# Score discounting data

The goal of this notebook is to score the raw delay discounting data. 

Our primary analysis is intended to focus upon the $\log(k)$ parameter of the Hyperbolic discount function (Mazur, 1987). This was chosen because it only has one parameter, but is also well known to provide good empirical fits to discounting data.



For the sake of completeness and to test the robustness of the findings, we also conduct analyses based upon fits of multiple discount functions:
- Exponential (Samuelson, 1937)
- Hyperbolic (Mazur, 1987)
- Modified Rachlin (Vincent & Stewart, 2019)
- Hyperboloid (Myerson & Green, 1995).

Because these discount functions have different numbers of parameters, we must a) compare them based upon a single metric, and b) use analysis methods which control for model complexity (e.g. number of parameters). We achieve the former by using the Area Under Curve (AUC) metric (Myerson, Green, & Warusawitharana, 2001), and the latter by using AIC and BIC information criterion metrics.

The adaptive delay discounting procedure used was an early version of that developed by Vincent & Rainforth (pre-print). It's goal is to adaptively choose discount functions so as to reduce our uncertainty about the $\log(k)$ discount rate parameter of the hyperbolic function as efficientl as possible. So while the obtained behavioural data _can_ be used to estimate the parameters of other discount functions, we must bear in mind that distinguishing between different discount functions was not the aim of our adaptive procedure.

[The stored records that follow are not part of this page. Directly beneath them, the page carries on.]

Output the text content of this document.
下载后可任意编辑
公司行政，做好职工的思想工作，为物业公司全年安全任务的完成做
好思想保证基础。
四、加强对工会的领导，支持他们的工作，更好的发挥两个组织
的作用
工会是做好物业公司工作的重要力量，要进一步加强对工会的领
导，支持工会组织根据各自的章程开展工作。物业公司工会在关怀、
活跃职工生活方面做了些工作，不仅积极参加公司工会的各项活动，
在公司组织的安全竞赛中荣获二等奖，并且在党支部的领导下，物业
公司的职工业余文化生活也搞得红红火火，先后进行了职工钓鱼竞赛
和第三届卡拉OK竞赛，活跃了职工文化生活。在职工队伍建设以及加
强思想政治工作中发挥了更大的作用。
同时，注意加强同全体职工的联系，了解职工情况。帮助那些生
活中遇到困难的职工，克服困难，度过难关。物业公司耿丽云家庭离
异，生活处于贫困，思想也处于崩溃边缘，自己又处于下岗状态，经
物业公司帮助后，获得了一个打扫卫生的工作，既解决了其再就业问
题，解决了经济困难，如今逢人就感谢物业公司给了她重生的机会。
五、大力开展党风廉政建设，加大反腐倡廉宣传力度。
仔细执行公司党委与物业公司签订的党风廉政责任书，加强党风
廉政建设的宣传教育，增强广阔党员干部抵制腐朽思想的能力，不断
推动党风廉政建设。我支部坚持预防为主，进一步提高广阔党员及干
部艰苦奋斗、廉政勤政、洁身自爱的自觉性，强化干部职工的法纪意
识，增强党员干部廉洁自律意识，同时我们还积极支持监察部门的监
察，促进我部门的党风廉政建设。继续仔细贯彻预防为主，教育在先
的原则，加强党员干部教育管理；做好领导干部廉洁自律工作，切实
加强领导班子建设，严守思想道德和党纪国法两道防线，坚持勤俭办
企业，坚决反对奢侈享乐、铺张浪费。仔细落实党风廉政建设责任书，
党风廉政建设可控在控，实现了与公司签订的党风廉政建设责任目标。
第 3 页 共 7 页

We output a long-format .csv file for each of the discount functions. We conduct Bayesian parameter estimation using mulitple discount functions (Exponential, Hyperbolic, ...) and then calculate the Area Under Curve (AUC). This is _non_ hierarchical, in that we do parameter estimation for each raw delay discounting experiment (ie participant/condition/commodity combination) separately.

In [None]:
import pandas as pd
import os
from glob import glob
import numpy as np
np.random.seed(123)  # Initialize random number generator

# plotting
import seaborn as sns
%config InlineBackend.figure_format = 'retina'
import matplotlib.pyplot as plt

# PyMC3 & my models
import pymc3 as pm
import models
from plot import plot_data

# Autoreload imported modules. Convenient while I'm developing the code.
%load_ext autoreload
%autoreload 2

Create a list of filenames of the raw delay discounting data files that we want to iterate over.

In [None]:
root_data_folder = f'../data/discounting/'
search_string = root_data_folder + '*.txt'
files = glob(search_string)

Define our set of models which we will use to conduct parameter estimation with.

In [None]:
model_list = {'Exponential': models.Exponential, 
              'Hyperbolic': models.Hyperbolic,
              'ModifiedRachlin': models.ModifiedRachlin, 
              'Hyperboloid': models.Hyperboloid}

In [None]:
sample_options = {'tune': 1_000, 'draws': 2_000,
                  'chains': 4, 'cores': 4,
                  'nuts_kwargs': {'target_accept': 0.95}}

Set up our output location for saved files.

In [None]:
out_dir = 'fits/'
if not os.path.exists(out_dir):
    os.makedirs(out_dir)

Iterate over all the raw files, fitting multiple models. As we go, we build up a list of dataframes which (at the end) is concatenated into a single dataframe. This will be in long format, so each row corresponds to a single file (ie participant, commodity, condition combination).

In [None]:
def parse_filename(fname):
    path, file = os.path.split(fname)
    initials, commodity, condition, date, time = file.split('-')
    return (initials, commodity, condition)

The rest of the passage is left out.